Workshop: Data Preparation for Analytics
Course Objectives
“The world’s most valuable resource is no longer oil, but data” – The Economist, May 2017.
Data has the potential to create immense business value, to disrupt existing, and to create new business models. But like oil, data needs refinement to fulfill this potential! The amount of time required to bring the data into shape for machine learning and artificial intelligence algorithms or statistical analysis is often underestimated. Furthermore, introductions to data science typically focus on the methods and algorithms and do not cover the required data preparation appropriately.
This workshop aims at enabling students to go beyond the unrealistically clean datasets provided in data science and machine learning tutorials. Instead, students learn how to handle data as they would face it in real-life business situations, where errors, inconsistencies, incompleteness, duplicates and many more problems are commonplace. They learn how to combine data from different sources and how to efficiently perform computations, aggregations, and other typical data preparation steps. Finally, students are introduced to special data preprocessing steps required for machine learning.
Having completed this course will give students an edge in the labor market where most newcomers have little experience with real-life datasets – especially those aiming for a career in consulting or other areas related to data science and artificial intelligence.
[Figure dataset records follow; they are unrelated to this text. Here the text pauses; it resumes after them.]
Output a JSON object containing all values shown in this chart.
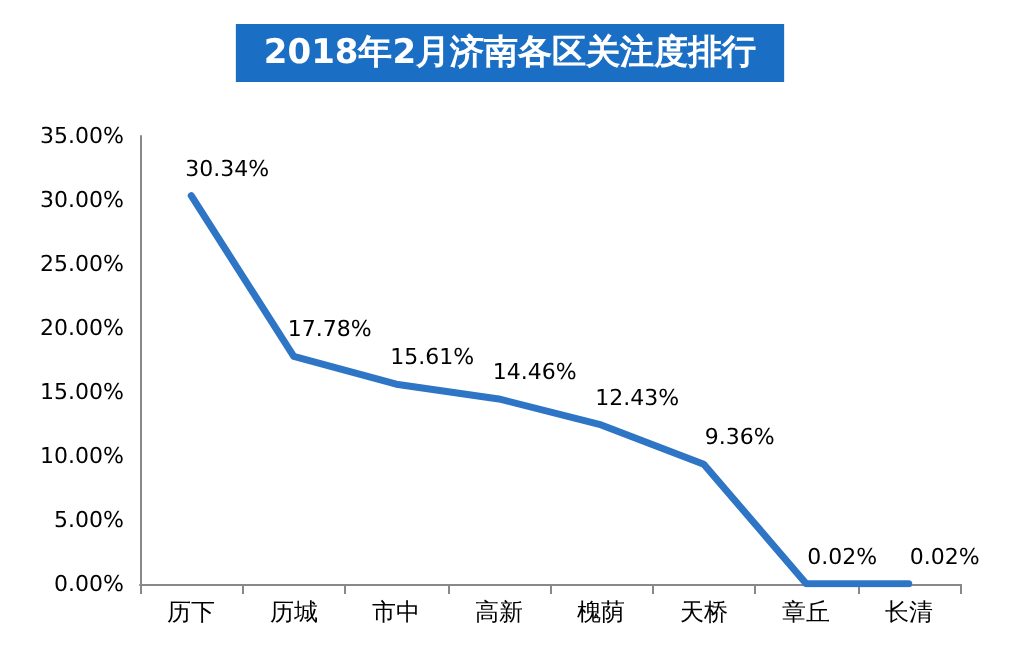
{
  "chart_data": {
    "type": "line",
    "title": "2018年2月济南各区关注度排行",
    "categories": [
      "历下",
      "历城",
      "市中",
      "高新",
      "槐荫",
      "天桥",
      "章丘",
      "长清"
    ],
    "series": [
      {
        "color": "#2e75c6",
        "values": [
          30.34,
          17.78,
          15.61,
          14.46,
          12.43,
          9.36,
          0.02,
          0.02
        ],
        "value_labels": [
          "30.34%",
          "17.78%",
          "15.61%",
          "14.46%",
          "12.43%",
          "9.36%",
          "0.02%",
          "0.02%"
        ]
      }
    ],
    "ylim": [
      0,
      35
    ],
    "yticks": [
      {
        "value": 0,
        "label": "0.00%"
      },
      {
        "value": 5,
        "label": "5.00%"
      },
      {
        "value": 10,
        "label": "10.00%"
      },
      {
        "value": 15,
        "label": "15.00%"
      },
      {
        "value": 20,
        "label": "20.00%"
      },
      {
        "value": 25,
        "label": "25.00%"
      },
      {
        "value": 30,
        "label": "30.00%"
      },
      {
        "value": 35,
        "label": "35.00%"
      }
    ],
    "grid": false,
    "marker": "none",
    "line_style": "solid"
  }
}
This course is also an ideal complement for students taking the courses “Managing Data Science” and “Visual Data Analysis”.
Course Contents
The course covers the typical data preparation techniques required for analytics:
- Loading and joining data from different types of data sources
- Data types and conversions
- Filtering
- Computations
- Aggregations
- Pivoting / reshaping
- Handling inconsistencies and errors in the data
- Time series operations
- Special preprocessing operations for machine learning
We may emphasize or skip topics based on questions or suggestions during the workshop and based on the pace of the group.
Date | Time |
---|---|
Thursday, 11.01.2024 | 09:45 - 17:00 |
Friday, 02.02.2024 | 09:45 - 17:00 |
Thursday, 08.02.2024 | 09:45 - 17:00 |